Dádiva Cruel - FINAL

15 2 5
                                    

A noite de sono bem dormido não livrou a garota de seus anseios na manhã seguinte. Durante todo o dia, deparava-se com seus pensamentos voltados ao encontro macabro da noite anterior e, conforme remoia à lembrança, parecia estar mais certa sobre o presságio que ela expunha.

Apesar de ser estudiosa, sua reclusão social fazia com que odiasse a escola. Porém, agora ela torcia para que as férias acabassem, já que assim seria possível livrar sua cabeça daqueles pensamentos deteriorantes.

Gostaria de ter alguma amiga para conversar e contar seus medos sem ser julgada ou questionada, pois esse papel, sua família e ela mesma já cumpriam bem.

Descansava no sofá após o almoço quando seu celular tocou. Ansiosa por uma boa notícia, atendeu antes mesmo de conferir o número.

— Oi, como ele tá? — Falou rápido, atropelando as palavras.

— Oi Joana, é a tia Selma.

— Ah... oi, tia.

— Você tá bem? Estou com saudades de você.

— To bem. Só preocupada com meu pai.

— Ah, querida. Não é fácil mesmo. A gente fica sem poder fazer nada além de rezar pra ficar tudo bem. Mas vai dar tudo certo, seu pai é um homem forte.

— To torcendo pra isso. — Sua voz desanimada dava à tia a sugestão de que não estava afim de papo.

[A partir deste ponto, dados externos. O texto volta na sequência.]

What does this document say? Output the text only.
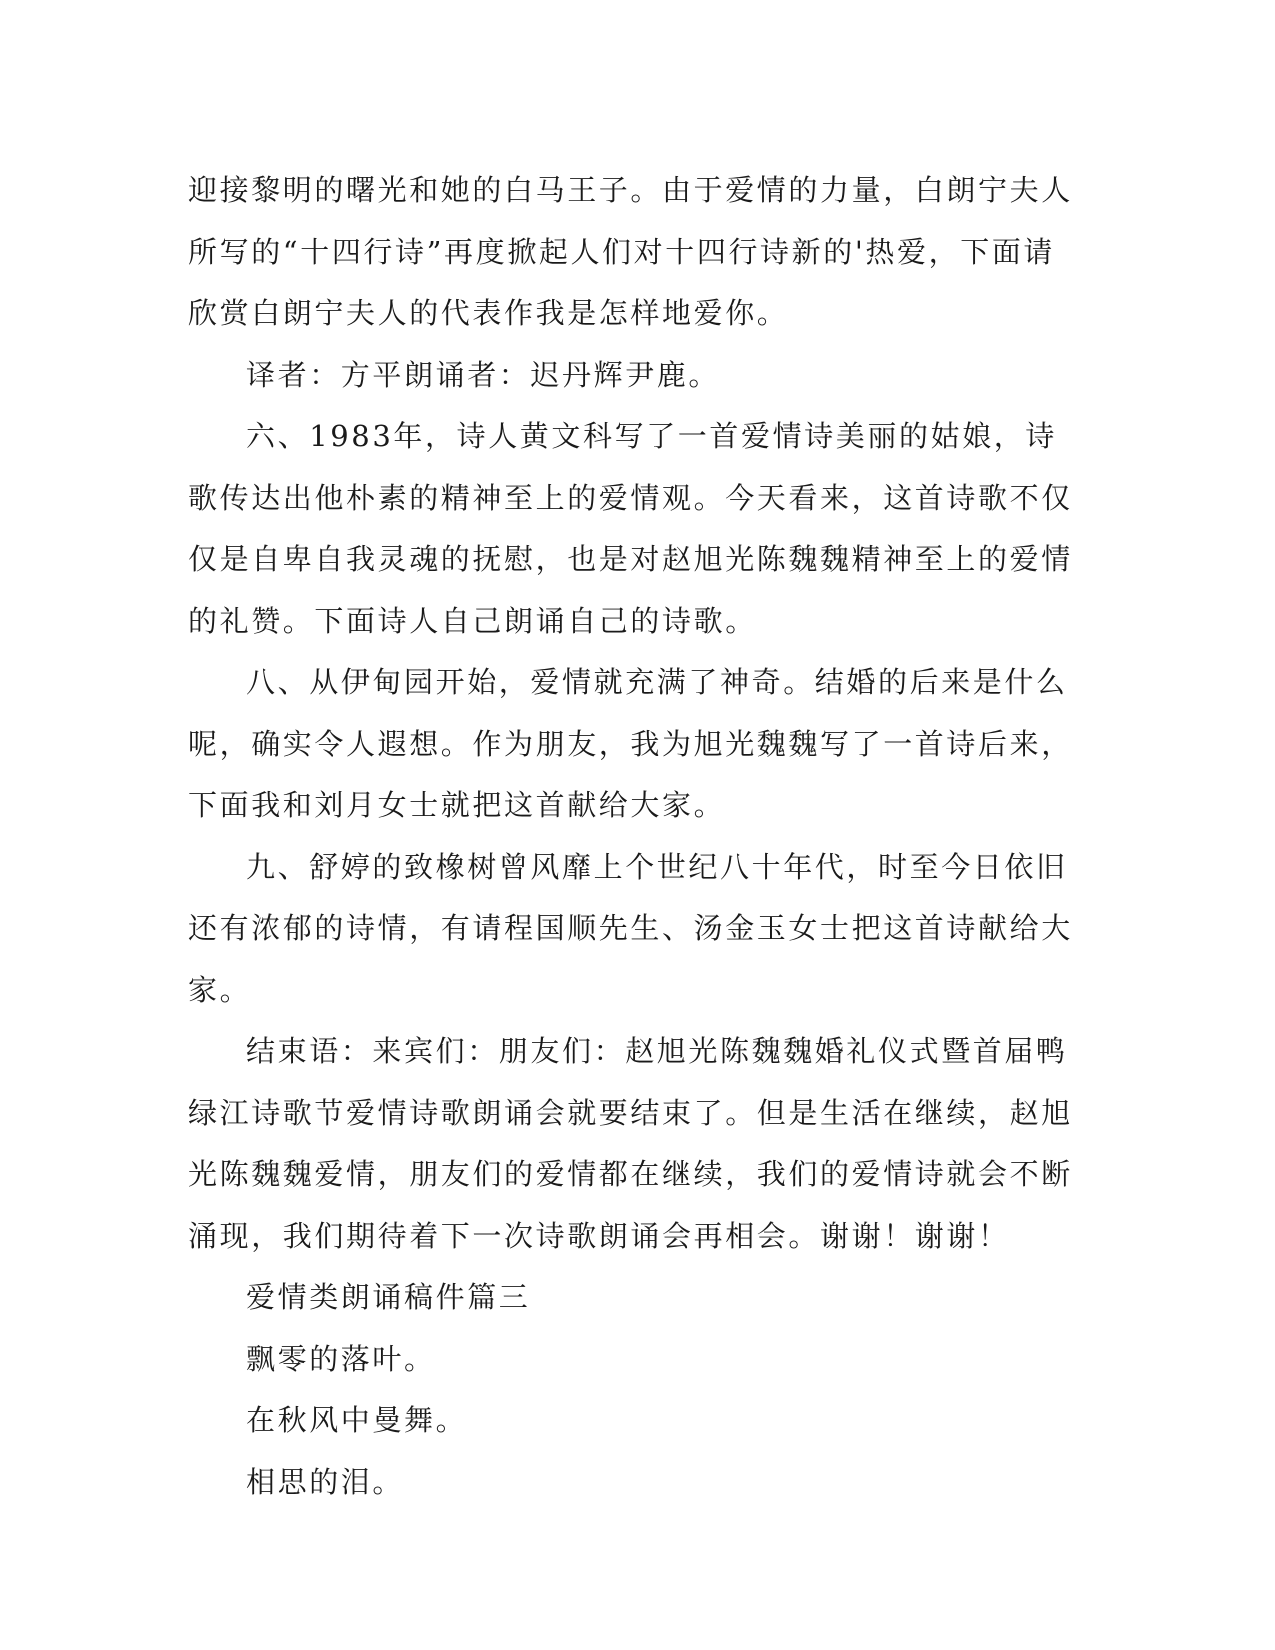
迎接黎明的曙光和她的白马王子。由于爱情的力量，白朗宁夫人所写的“十四行诗”再度掀起人们对十四行诗新的'热爱，下面请欣赏白朗宁夫人的代表作我是怎样地爱你。

译者：方平朗诵者：迟丹辉尹鹿。

六、1983年，诗人黄文科写了一首爱情诗美丽的姑娘，诗歌传达出他朴素的精神至上的爱情观。今天看来，这首诗歌不仅仅是自卑自我灵魂的抚慰，也是对赵旭光陈魏魏精神至上的爱情的礼赞。下面诗人自己朗诵自己的诗歌。

八、从伊甸园开始，爱情就充满了神奇。结婚的后来是什么呢，确实令人遐想。作为朋友，我为旭光魏魏写了一首诗后来，下面我和刘月女士就把这首献给大家。

九、舒婷的致橡树曾风靡上个世纪八十年代，时至今日依旧还有浓郁的诗情，有请程国顺先生、汤金玉女士把这首诗献给大家。

结束语：来宾们：朋友们：赵旭光陈魏魏婚礼仪式暨首届鸭绿江诗歌节爱情诗歌朗诵会就要结束了。但是生活在继续，赵旭光陈魏魏爱情，朋友们的爱情都在继续，我们的爱情诗就会不断涌现，我们期待着下一次诗歌朗诵会再相会。谢谢！谢谢！

爱情类朗诵稿件篇三

飘零的落叶。

在秋风中曼舞。

相思的泪。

— Sua irmã e eu estamos preocupada com você, querida. Você não precisa carregar esse peso nas costas sozinha.

— Que peso?

— Você sabe, o seu dom. Eu já tive sua idade, já senti o que você tá sentindo. Conhece sua mãe e sua avó, né? Elas nunca foram muito tolerantes. Eu me sentia sozinha e era horrível não ter ninguém pra desabafar. Queria te convidar para...

— Não quero. — Interrompeu a garota. Percebendo seu tom grosseiro, abaixou a voz. — Eu não quero isso. Não acho que vai me ajudar.

Apesar de reclinar o convite com dureza, Joana nunca esteve tão próxima de considerar a ideia.

— Olha, eu sei o que você tá passando e...— Insistiu Selma.

— Para, por favor.

— Esse pressentimento não pode ser ignorado.

— Não sei do que você está falando. — Seu coração disparou ao ouvir aquelas palavras.

— Ele tem te visitando né, querida? Sei que dá medo, mas você precisa ouvir o que ele quer dizer p...

Desligou o celular e o lançou sobre a cama. Seus olhos marejados misturavam as lágrimas de raiva com as de medo. Tentou usar a lógica para entender como a tia poderia saber o que ela estava passando e viu seu ceticismo à beira do colapso.

Precisava culpar alguém, então escolheu Bianca. De punho cerrado e olhos ainda vermelhos, caminhou até o quarto da irmã. Sem bater, empurrou a porta e adentrou. Bianca ostentava espanto, mas antes que pudesse pensar em falar, Joana proclamou:

— O que você falou pra tia?

— Que?

— Ela veio me ligar. Cuida da sua vida! — Apontou os dedos.

— Eu não falei nada, só disse que tô preocupada com você.

— Eu sabia! Você não tem que se meter na minha vida!

— Calma... A gente só tá preocupada com você. A tia disse que teve uma visão e...

— Bla, bla bla. — Respondeu com um sorriso debochado. — Eu já ouvi isso. Vocês precisam parar de se acharem donas da verdade.